A Florida appellate court has considered whether a purchaser's lawsuit adequately stated claims against a listing broker for failing to disclose latent defects on the property.
Paul and Mary Cummings ("Sellers") entered into a contract to sell their townhouse condominium to Erik and Carol Syvrud ("Buyers"). Both parties were represented by real estate licensees in the transaction.
Following the close of the transaction, the Buyers discovered water damage and structural defects in the townhouse. Additionally, the Buyers learned that a number of buildings in the condominium association had substantial structural problems and over the past year, the association had notified unit owners in various letters that unit owners would face an assessment in excess of $20,000 per unit. The Sellers had not disclosed any of this information to the Buyers.

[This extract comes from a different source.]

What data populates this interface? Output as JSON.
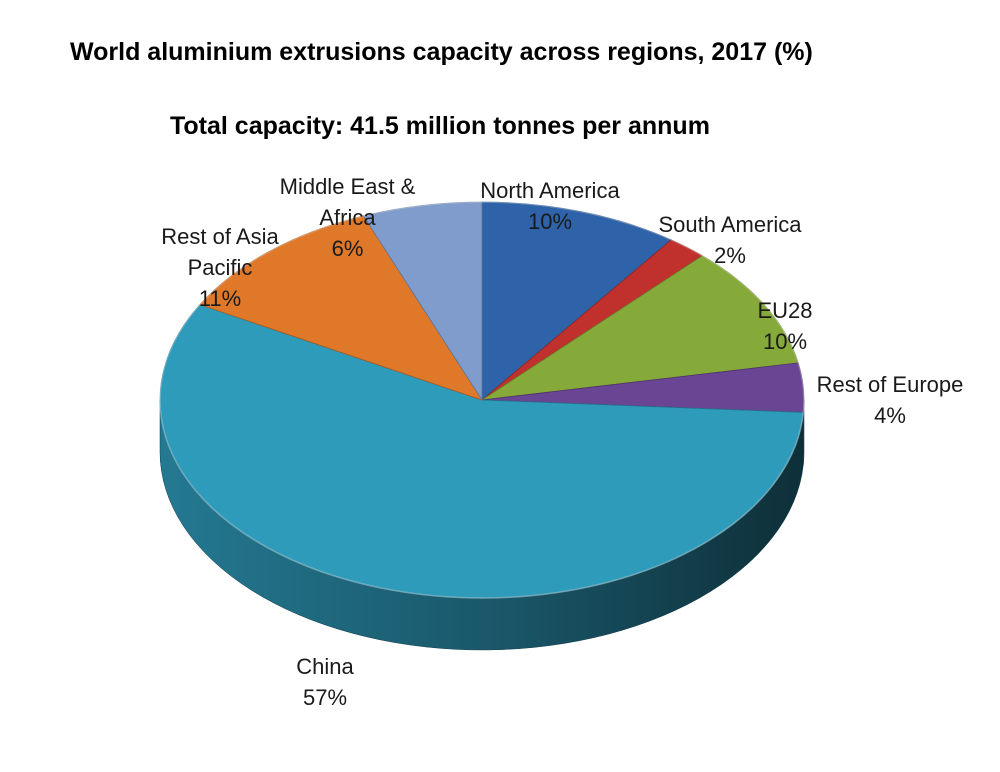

The Buyers filed a lawsuit against the Sellers, the Buyers' real estate licensees, and the listing broker, Today Real Estate, Inc. d/b/a ReMax Today ("Listing Broker"). The lawsuit sought to void the purchase contract as well making various claims for damages resulting from the nondisclosure of the defects. The Listing Broker moved to dismiss the allegations made against it, based on language contained in the purchase contract. The trial court granted the motion, and the Buyers appealed.

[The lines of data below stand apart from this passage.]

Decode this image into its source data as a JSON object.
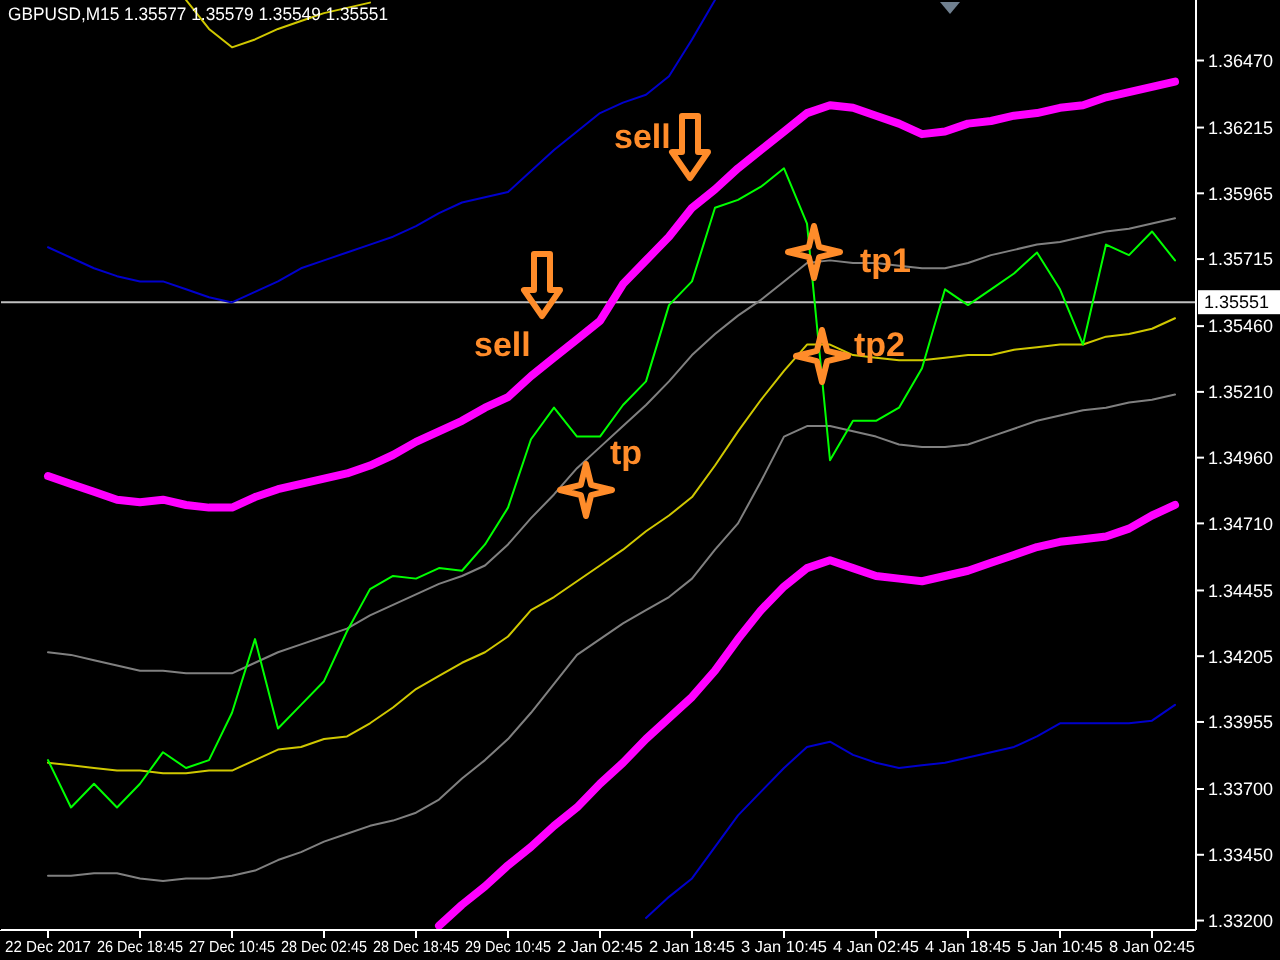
{
  "chart_data": {
    "type": "line",
    "title": "GBPUSD,M15  1.35577 1.35579 1.35549 1.35551",
    "categories": [
      "22 Dec 2017",
      null,
      null,
      null,
      "26 Dec 18:45",
      null,
      null,
      null,
      "27 Dec 10:45",
      null,
      null,
      null,
      "28 Dec 02:45",
      null,
      null,
      null,
      "28 Dec 18:45",
      null,
      null,
      null,
      "29 Dec 10:45",
      null,
      null,
      null,
      "2 Jan 02:45",
      null,
      null,
      null,
      "2 Jan 18:45",
      null,
      null,
      null,
      "3 Jan 10:45",
      null,
      null,
      null,
      "4 Jan 02:45",
      null,
      null,
      null,
      "4 Jan 18:45",
      null,
      null,
      null,
      "5 Jan 10:45",
      null,
      null,
      null,
      "8 Jan 02:45",
      null
    ],
    "ylim": [
      1.33164,
      1.367
    ],
    "yticks": [
      {
        "value": 1.3647,
        "label": "1.36470"
      },
      {
        "value": 1.36215,
        "label": "1.36215"
      },
      {
        "value": 1.35965,
        "label": "1.35965"
      },
      {
        "value": 1.35715,
        "label": "1.35715"
      },
      {
        "value": 1.3546,
        "label": "1.35460"
      },
      {
        "value": 1.3521,
        "label": "1.35210"
      },
      {
        "value": 1.3496,
        "label": "1.34960"
      },
      {
        "value": 1.3471,
        "label": "1.34710"
      },
      {
        "value": 1.34455,
        "label": "1.34455"
      },
      {
        "value": 1.34205,
        "label": "1.34205"
      },
      {
        "value": 1.33955,
        "label": "1.33955"
      },
      {
        "value": 1.337,
        "label": "1.33700"
      },
      {
        "value": 1.3345,
        "label": "1.33450"
      },
      {
        "value": 1.332,
        "label": "1.33200"
      }
    ],
    "grid": false,
    "ref_lines": [
      {
        "axis": "y",
        "value": 1.35551,
        "label": "1.35551",
        "color": "#c0c0c0"
      }
    ],
    "annotations": [
      "sell",
      "sell",
      "tp",
      "tp1",
      "tp2"
    ],
    "series": [
      {
        "color": "#d0c800",
        "values": [
          null,
          null,
          null,
          null,
          null,
          null,
          1.367,
          1.3659,
          1.3652,
          1.3655,
          1.3659,
          1.3662,
          1.3665,
          1.3667,
          1.3669,
          null,
          null,
          null,
          null,
          null,
          null,
          null,
          null,
          null,
          null,
          null,
          null,
          null,
          null,
          null,
          null,
          null,
          null,
          null,
          null,
          null,
          null,
          null,
          null,
          null,
          null,
          null,
          null,
          null,
          null,
          null,
          null,
          null,
          null,
          null
        ]
      },
      {
        "color": "#0000cc",
        "values": [
          1.3576,
          1.3572,
          1.3568,
          1.3565,
          1.3563,
          1.3563,
          1.356,
          1.3557,
          1.3555,
          1.3559,
          1.3563,
          1.3568,
          1.3571,
          1.3574,
          1.3577,
          1.358,
          1.3584,
          1.3589,
          1.3593,
          1.3595,
          1.3597,
          1.3605,
          1.3613,
          1.362,
          1.3627,
          1.3631,
          1.3634,
          1.3641,
          1.3655,
          1.367,
          null,
          null,
          null,
          null,
          null,
          null,
          null,
          null,
          null,
          null,
          null,
          null,
          null,
          null,
          null,
          null,
          null,
          null,
          null,
          null
        ]
      },
      {
        "color": "#ff00ff",
        "values": [
          1.3489,
          1.3486,
          1.3483,
          1.348,
          1.3479,
          1.348,
          1.3478,
          1.3477,
          1.3477,
          1.3481,
          1.3484,
          1.3486,
          1.3488,
          1.349,
          1.3493,
          1.3497,
          1.3502,
          1.3506,
          1.351,
          1.3515,
          1.3519,
          1.3527,
          1.3534,
          1.3541,
          1.3548,
          1.3562,
          1.3571,
          1.358,
          1.3591,
          1.3598,
          1.3606,
          1.3613,
          1.362,
          1.3627,
          1.363,
          1.3629,
          1.3626,
          1.3623,
          1.3619,
          1.362,
          1.3623,
          1.3624,
          1.3626,
          1.3627,
          1.3629,
          1.363,
          1.3633,
          1.3635,
          1.3637,
          1.3639
        ]
      },
      {
        "color": "#808080",
        "values": [
          1.3422,
          1.3421,
          1.3419,
          1.3417,
          1.3415,
          1.3415,
          1.3414,
          1.3414,
          1.3414,
          1.3418,
          1.3422,
          1.3425,
          1.3428,
          1.3431,
          1.3436,
          1.344,
          1.3444,
          1.3448,
          1.3451,
          1.3455,
          1.3463,
          1.3473,
          1.3482,
          1.3492,
          1.35,
          1.3508,
          1.3516,
          1.3525,
          1.3535,
          1.3543,
          1.355,
          1.3556,
          1.3563,
          1.357,
          1.3571,
          1.357,
          1.357,
          1.3569,
          1.3568,
          1.3568,
          1.357,
          1.3573,
          1.3575,
          1.3577,
          1.3578,
          1.358,
          1.3582,
          1.3583,
          1.3585,
          1.3587
        ]
      },
      {
        "color": "#d0c800",
        "values": [
          1.338,
          1.3379,
          1.3378,
          1.3377,
          1.3377,
          1.3376,
          1.3376,
          1.3377,
          1.3377,
          1.3381,
          1.3385,
          1.3386,
          1.3389,
          1.339,
          1.3395,
          1.3401,
          1.3408,
          1.3413,
          1.3418,
          1.3422,
          1.3428,
          1.3438,
          1.3443,
          1.3449,
          1.3455,
          1.3461,
          1.3468,
          1.3474,
          1.3481,
          1.3493,
          1.3506,
          1.3518,
          1.3529,
          1.3539,
          1.3539,
          1.3535,
          1.3534,
          1.3533,
          1.3533,
          1.3534,
          1.3535,
          1.3535,
          1.3537,
          1.3538,
          1.3539,
          1.3539,
          1.3542,
          1.3543,
          1.3545,
          1.3549
        ]
      },
      {
        "color": "#808080",
        "values": [
          1.3337,
          1.3337,
          1.3338,
          1.3338,
          1.3336,
          1.3335,
          1.3336,
          1.3336,
          1.3337,
          1.3339,
          1.3343,
          1.3346,
          1.335,
          1.3353,
          1.3356,
          1.3358,
          1.3361,
          1.3366,
          1.3374,
          1.3381,
          1.3389,
          1.3399,
          1.341,
          1.3421,
          1.3427,
          1.3433,
          1.3438,
          1.3443,
          1.345,
          1.3461,
          1.3471,
          1.3487,
          1.3504,
          1.3508,
          1.3508,
          1.3506,
          1.3504,
          1.3501,
          1.35,
          1.35,
          1.3501,
          1.3504,
          1.3507,
          1.351,
          1.3512,
          1.3514,
          1.3515,
          1.3517,
          1.3518,
          1.352
        ]
      },
      {
        "color": "#ff00ff",
        "values": [
          null,
          null,
          null,
          null,
          null,
          null,
          null,
          null,
          null,
          null,
          null,
          null,
          null,
          null,
          null,
          null,
          null,
          1.3318,
          1.3326,
          1.3333,
          1.3341,
          1.3348,
          1.3356,
          1.3363,
          1.3372,
          1.338,
          1.3389,
          1.3397,
          1.3405,
          1.3415,
          1.3427,
          1.3438,
          1.3447,
          1.3454,
          1.3457,
          1.3454,
          1.3451,
          1.345,
          1.3449,
          1.3451,
          1.3453,
          1.3456,
          1.3459,
          1.3462,
          1.3464,
          1.3465,
          1.3466,
          1.3469,
          1.3474,
          1.3478
        ]
      },
      {
        "color": "#0000cc",
        "values": [
          null,
          null,
          null,
          null,
          null,
          null,
          null,
          null,
          null,
          null,
          null,
          null,
          null,
          null,
          null,
          null,
          null,
          null,
          null,
          null,
          null,
          null,
          null,
          null,
          null,
          null,
          1.3321,
          1.3329,
          1.3336,
          1.3348,
          1.336,
          1.3369,
          1.3378,
          1.3386,
          1.3388,
          1.3383,
          1.338,
          1.3378,
          1.3379,
          1.338,
          1.3382,
          1.3384,
          1.3386,
          1.339,
          1.3395,
          1.3395,
          1.3395,
          1.3395,
          1.3396,
          1.3402
        ]
      },
      {
        "color": "#00ff00",
        "values": [
          1.3381,
          1.3363,
          1.3372,
          1.3363,
          1.3372,
          1.3384,
          1.3378,
          1.3381,
          1.3399,
          1.3427,
          1.3393,
          1.3402,
          1.3411,
          1.343,
          1.3446,
          1.3451,
          1.345,
          1.3454,
          1.3453,
          1.3463,
          1.3477,
          1.3503,
          1.3515,
          1.3504,
          1.3504,
          1.3516,
          1.3525,
          1.3554,
          1.3563,
          1.3591,
          1.3594,
          1.3599,
          1.3606,
          1.3585,
          1.3495,
          1.351,
          1.351,
          1.3515,
          1.353,
          1.356,
          1.3554,
          1.356,
          1.3566,
          1.3574,
          1.356,
          1.3539,
          1.3577,
          1.3573,
          1.3582,
          1.3571
        ]
      }
    ]
  }
}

The District Court of Appeal of Florida, Second District, reversed the trial court and reinstated the Buyers' lawsuit against the Listing Broker. Florida law requires a seller of property to disclose all known facts about the property which "materially affect" the value of the property and are not observable or known to the buyer. A listing broker can be liable for negligence and fraudulent misrepresentation when such defects are not properly disclosed.
The Listing Broker argued that the Buyers waived their claims for nondisclosure in the purchase contract. A section of the purchase contract stated that the Buyers acknowledged that the "property being sold is not new and the seller(s) and broker(s) make no verbal representations, warranties, or guarantees as to the condition of the property and it's [sic] appurtenances and/or fitness for specific purpose." The court determined that the clause in question was the equivalent of an "as-is" clause. Under Florida law, an "as-is" clause does not remove the obligation of the seller to disclose known hidden defects to the buyers or those defects which a listing broker has knowledge. Therefore, the court ruled that the Buyers had stated a nondisclosure case against the Listing Broker and so the court reversed the trial court, reinstating the case. Parenthetically, the court added that it did not have to determine at this point whether the Buyers could have waived the duty of disclosure, as the only issue before the court at this time was whether the Buyers had properly alleged nondisclosure in their complaint.
Next, the court considered whether the Buyers had properly alleged negligence against the Listing Broker. The "as-is" clause could limit the duty the Listing Broker owed to the Buyers. However, the court found that the effect of the "as-is" clause on the negligence allegations is a question of fact which a jury needs to resolve. Thus, the court reversed these allegations as well and sent the case back to the trial court.
Syvrud v. Today Real Estate, Inc., 858 So. 2d 1125 (Fla. Dist. Ct. App. 2003).